La possibilité, pour le Secrétariat d'État aux migrations (SEM), d'ordonner, dans certains cas, une détention administrative à partir des CFA a été levée lors de la révision de la LAsi visant à restructurer le domaine de l'asile. Cette modification est entrée en vigueur en mars 2019. Depuis lors, le SEM ne dispose plus de base légale pour ordonner une détention administrative. Le Conseil fédéral s'oppose à un retour au droit en vigueur avant mars 2019 pour les raisons mentionnées ci-après.
Dans le cadre de la restructuration du domaine de l’asile, le SEM avait examiné en détail la question des compétences et des processus relatifs à l’exécution des renvois, en partenariat avec les cantons, les villes et les communes. Les acteurs concernés étaient parvenus à la conclusion que la détention administrative à partir d’un centre de la Confédération devait être ordonnée par le canton qui abrite ledit centre. Le principal argument avancé était que la Confédération ne dispose pas des compétences policières nécessaires ni des moyens adéquats. Selon le Conseil fédéral, répartir à nouveau les compétences entre la Confédération et les cantons alourdirait le travail de coordination, car la responsabilité en matière d'exécution des renvois incombe aux cantons. Une telle démarche irait donc à l'encontre de la volonté de l'auteur du postulat de décharger les cantons. Attribuer au canton qui abrite le centre la compétence pour ordonner la détention administrative permet de l'impliquer dès le départ, le SEM pouvant lui fournir les informations dont il a besoin.

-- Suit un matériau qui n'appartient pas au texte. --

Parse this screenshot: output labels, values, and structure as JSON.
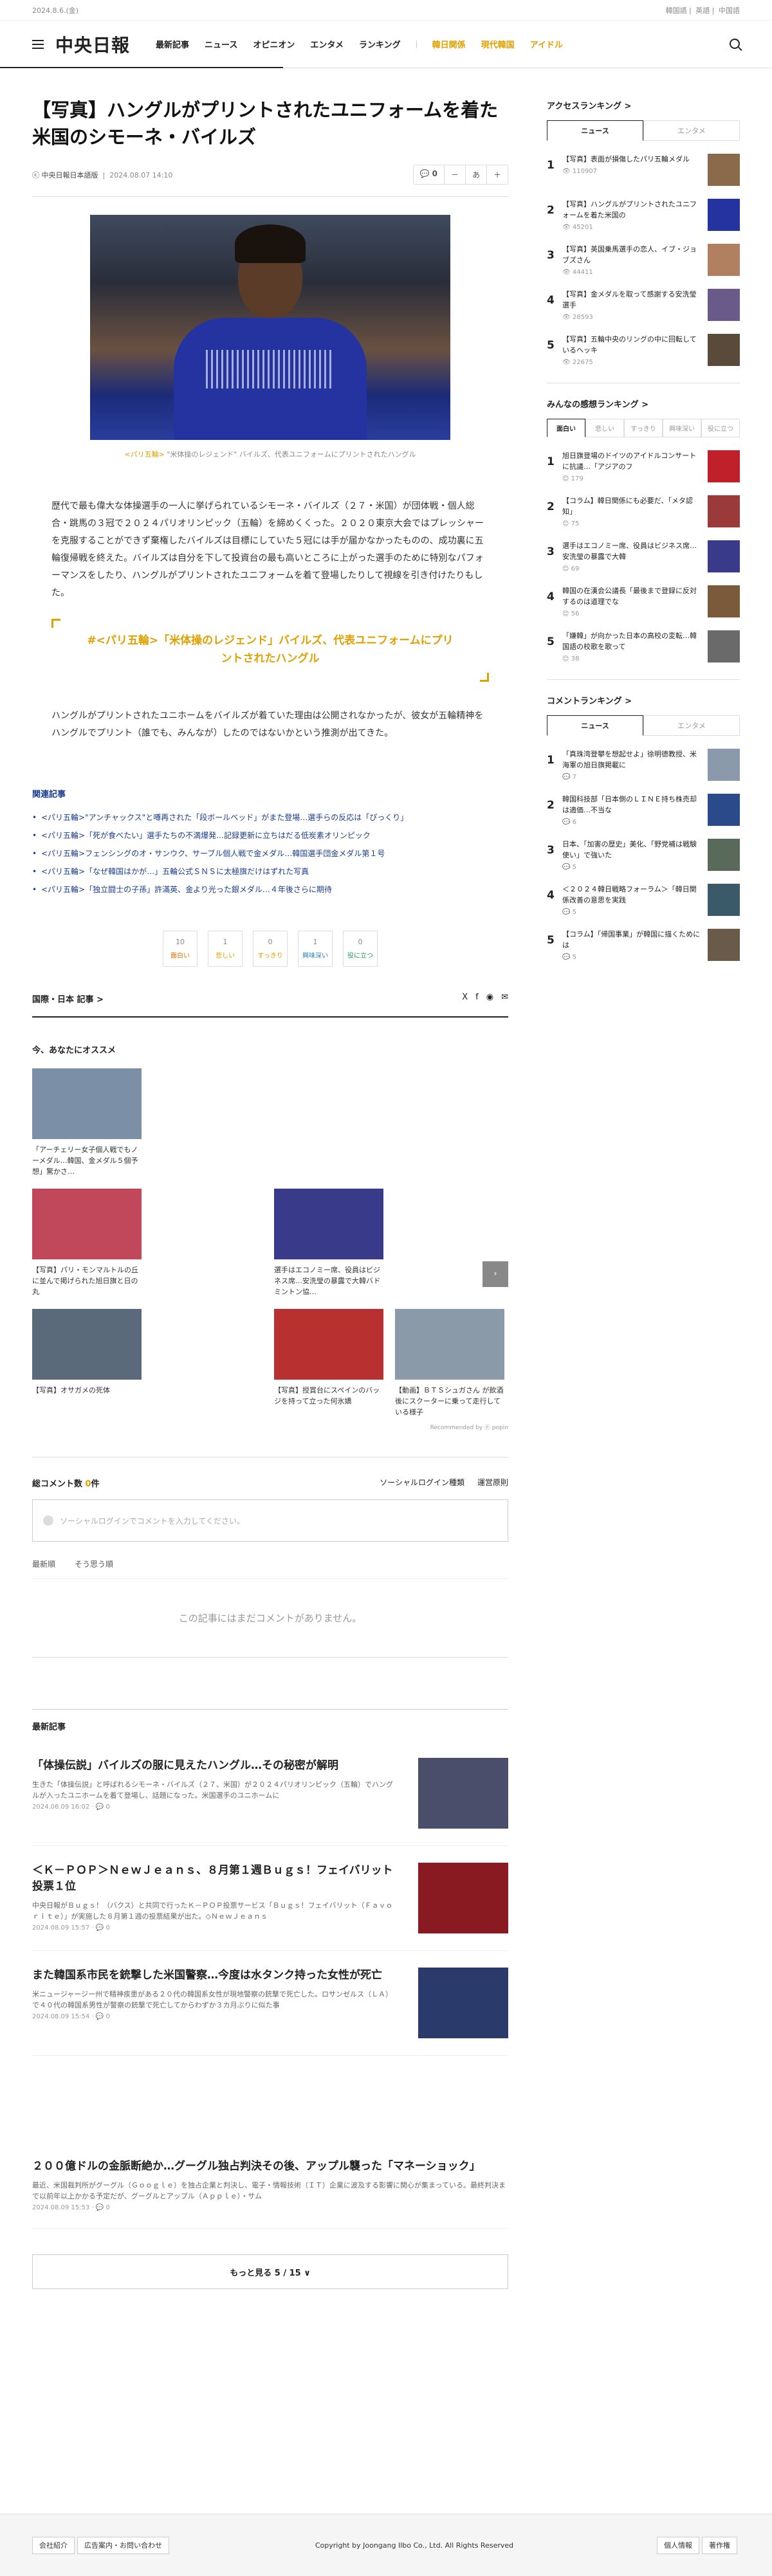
{
  "topbar": {
    "date": "2024.8.6.(金)",
    "langs": [
      "韓国語",
      "英語",
      "中国語"
    ]
  },
  "gnb": {
    "logo": "中央日報",
    "nav": [
      "最新記事",
      "ニュース",
      "オピニオン",
      "エンタメ",
      "ランキング"
    ],
    "nav_hl": [
      "韓日関係",
      "現代韓国",
      "アイドル"
    ]
  },
  "article": {
    "title": "【写真】ハングルがプリントされたユニフォームを着た米国のシモーネ・バイルズ",
    "source": "ⓒ 中央日報日本語版",
    "date": "2024.08.07 14:10",
    "comment_count": "0",
    "font_btns": [
      "－",
      "あ",
      "＋"
    ],
    "caption_prefix": "<パリ五輪> ",
    "caption": "\"米体操のレジェンド\" バイルズ、代表ユニフォームにプリントされたハングル",
    "body": "歴代で最も偉大な体操選手の一人に挙げられているシモーネ・バイルズ（２７・米国）が団体戦・個人総合・跳馬の３冠で２０２４パリオリンピック（五輪）を締めくくった。２０２０東京大会ではプレッシャーを克服することができず棄権したバイルズは目標にしていた５冠には手が届かなかったものの、成功裏に五輪復帰戦を終えた。バイルズは自分を下して投資台の最も高いところに上がった選手のために特別なパフォーマンスをしたり、ハングルがプリントされたユニフォームを着て登場したりして視線を引き付けたりもした。",
    "pull": "#<パリ五輪>「米体操のレジェンド」バイルズ、代表ユニフォームにプリントされたハングル",
    "body2": "ハングルがプリントされたユニホームをバイルズが着ていた理由は公開されなかったが、彼女が五輪精神をハングルでプリント（誰でも、みんなが）したのではないかという推測が出てきた。"
  },
  "related": {
    "heading": "関連記事",
    "items": [
      "<パリ五輪>\"アンチャックス\"と噂再された「段ボールベッド」がまた登場…選手らの反応は「ぴっくり」",
      "<パリ五輪>「死が食べたい」選手たちの不満爆発…記録更新に立ちはだる低炭素オリンピック",
      "<パリ五輪>フェンシングのオ・サンウク、サーブル個人戦で金メダル…韓国選手団金メダル第１号",
      "<パリ五輪>「なぜ韓国はかが…」五輪公式ＳＮＳに太極旗だけはずれた写真",
      "<パリ五輪>「独立闘士の子孫」許滿英、金より光った銀メダル…４年後さらに期待"
    ]
  },
  "reactions": [
    {
      "n": "10",
      "l": "面白い"
    },
    {
      "n": "1",
      "l": "悲しい"
    },
    {
      "n": "0",
      "l": "すっきり"
    },
    {
      "n": "1",
      "l": "興味深い"
    },
    {
      "n": "0",
      "l": "役に立つ"
    }
  ],
  "category": "国際・日本 記事 >",
  "share_icons": [
    "X",
    "f",
    "◉",
    "✉"
  ],
  "reco": {
    "heading": "今、あなたにオススメ",
    "items": [
      "「アーチェリー女子個人戦でもノーメダル…韓国、金メダル５個予想」驚かさ…",
      "【写真】パリ・モンマルトルの丘に並んで掲げられた旭日旗と日の丸",
      "選手はエコノミー席、役員はビジネス席…安洗瑩の暴露で大韓バドミントン協…",
      "【写真】オサガメの死体",
      "【写真】授賞台にスペインのバッジを持って立った何氷嬌",
      "【動画】ＢＴＳシュガさん が飲酒後にスクーターに乗って走行している様子"
    ],
    "credit": "Recommended by ⓟ popin"
  },
  "comments": {
    "title_pre": "総コメント数",
    "count": "0",
    "title_post": "件",
    "login": "ソーシャルログイン種類",
    "policy": "運営原則",
    "placeholder": "ソーシャルログインでコメントを入力してください。",
    "tabs": [
      "最新順",
      "そう思う順"
    ],
    "empty": "この記事にはまだコメントがありません。"
  },
  "latest": {
    "heading": "最新記事",
    "items": [
      {
        "t": "「体操伝説」バイルズの服に見えたハングル…その秘密が解明",
        "d": "生きた「体操伝説」と呼ばれるシモーネ・バイルズ（２７、米国）が２０２４パリオリンピック（五輪）でハングルが入ったユニホームを着て登場し、話題になった。米国選手のユニホームに",
        "date": "2024.08.09 16:02",
        "c": "0"
      },
      {
        "t": "＜Ｋ－ＰＯＰ＞ＮｅｗＪｅａｎｓ、８月第１週Ｂｕｇｓ！フェイバリット投票１位",
        "d": "中央日報がＢｕｇｓ！（バクス）と共同で行ったＫ－ＰＯＰ投票サービス「Ｂｕｇｓ！フェイバリット（Ｆａｖｏｒｉｔｅ）」が実施した８月第１週の投票結果が出た。◇ＮｅｗＪｅａｎｓ",
        "date": "2024.08.09 15:57",
        "c": "0"
      },
      {
        "t": "また韓国系市民を銃撃した米国警察…今度は水タンク持った女性が死亡",
        "d": "米ニュージャージー州で精神疾患がある２０代の韓国系女性が現地警察の銃撃で死亡した。ロサンゼルス（ＬＡ）で４０代の韓国系男性が警察の銃撃で死亡してからわずか３カ月ぶりに似た事",
        "date": "2024.08.09 15:54",
        "c": "0"
      },
      {
        "t": "２００億ドルの金脈断絶か…グーグル独占判決その後、アップル襲った「マネーショック」",
        "d": "最近、米国裁判所がグーグル（Ｇｏｏｇｌｅ）を独占企業と判決し、電子・情報技術（ＩＴ）企業に波及する影響に関心が集まっている。最終判決まで以前年以上かかる予定だが、グーグルとアップル（Ａｐｐｌｅ）・サム",
        "date": "2024.08.09 15:53",
        "c": "0"
      }
    ],
    "more": "もっと見る 5 / 15 ∨"
  },
  "side": {
    "access": {
      "heading": "アクセスランキング >",
      "tabs": [
        "ニュース",
        "エンタメ"
      ],
      "items": [
        {
          "n": "1",
          "t": "【写真】表面が損傷したパリ五輪メダル",
          "v": "110907"
        },
        {
          "n": "2",
          "t": "【写真】ハングルがプリントされたユニフォームを着た米国の",
          "v": "45201"
        },
        {
          "n": "3",
          "t": "【写真】英国乗馬選手の恋人、イブ・ジョブズさん",
          "v": "44411"
        },
        {
          "n": "4",
          "t": "【写真】金メダルを取って感謝する安洗瑩選手",
          "v": "28593"
        },
        {
          "n": "5",
          "t": "【写真】五輪中央のリングの中に回転しているヘッキ",
          "v": "22675"
        }
      ]
    },
    "feel": {
      "heading": "みんなの感想ランキング >",
      "tabs": [
        "面白い",
        "悲しい",
        "すっきり",
        "興味深い",
        "役に立つ"
      ],
      "items": [
        {
          "n": "1",
          "t": "旭日旗登場のドイツのアイドルコンサートに抗議…「アジアのフ",
          "v": "179"
        },
        {
          "n": "2",
          "t": "【コラム】韓日関係にも必要だ、「メタ認知」",
          "v": "75"
        },
        {
          "n": "3",
          "t": "選手はエコノミー席、役員はビジネス席…安洗瑩の暴露で大韓",
          "v": "69"
        },
        {
          "n": "4",
          "t": "韓国の在漢会公議長「最後まで登録に反対するのは道理でな",
          "v": "56"
        },
        {
          "n": "5",
          "t": "「嫌韓」が向かった日本の高校の変転…韓国語の校歌を歌って",
          "v": "38"
        }
      ]
    },
    "comment": {
      "heading": "コメントランキング >",
      "tabs": [
        "ニュース",
        "エンタメ"
      ],
      "items": [
        {
          "n": "1",
          "t": "「真珠湾登攀を想起せよ」徐明德教授、米海軍の旭日旗掲載に",
          "v": "7"
        },
        {
          "n": "2",
          "t": "韓国科技部「日本側のＬＩＮＥ持ち株売却は適価…不当な",
          "v": "6"
        },
        {
          "n": "3",
          "t": "日本、「加害の歴史」美化、「野党補は戦験使い」で強いた",
          "v": "5"
        },
        {
          "n": "4",
          "t": "＜２０２４韓日戦略フォーラム＞「韓日関係改善の意思を実践",
          "v": "5"
        },
        {
          "n": "5",
          "t": "【コラム】「帰国事業」が韓国に描くためには",
          "v": "5"
        }
      ]
    }
  },
  "footer": {
    "btns": [
      "会社紹介",
      "広告案内・お問い合わせ"
    ],
    "copy": "Copyright by Joongang Ilbo Co., Ltd. All Rights Reserved",
    "links": [
      "個人情報",
      "著作権"
    ]
  }
}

Par ailleurs, réattribuer cette compétence au SEM aurait pour conséquence qu'une même question de droit pourrait être soumise à différentes voies de recours et entraînerait une insécurité juridique. En effet, l'examen d'une détention ordonnée par le SEM incomberait à nouveau au Tribunal administratif fédéral, tandis que pour l'immense majorité des autres détentions ordonnées, ce sont les tribunaux cantonaux (tribunaux des mesures de contrainte) et, en dernière instance, le Tribunal fédéral qui sont compétents pour examiner les mêmes faits.
Le fait que le canton abritant le centre de la Confédération ordonne la détention administrative a également fait ses preuves dans la pratique. Le SEM et les autorités cantonales compétentes entretiennent des contacts étroits et réguliers.
Pour les raisons susmentionnées, le Conseil fédéral estime qu'il n'est pas nécessaire de procéder à l'examen demandé par l'auteur du postulat.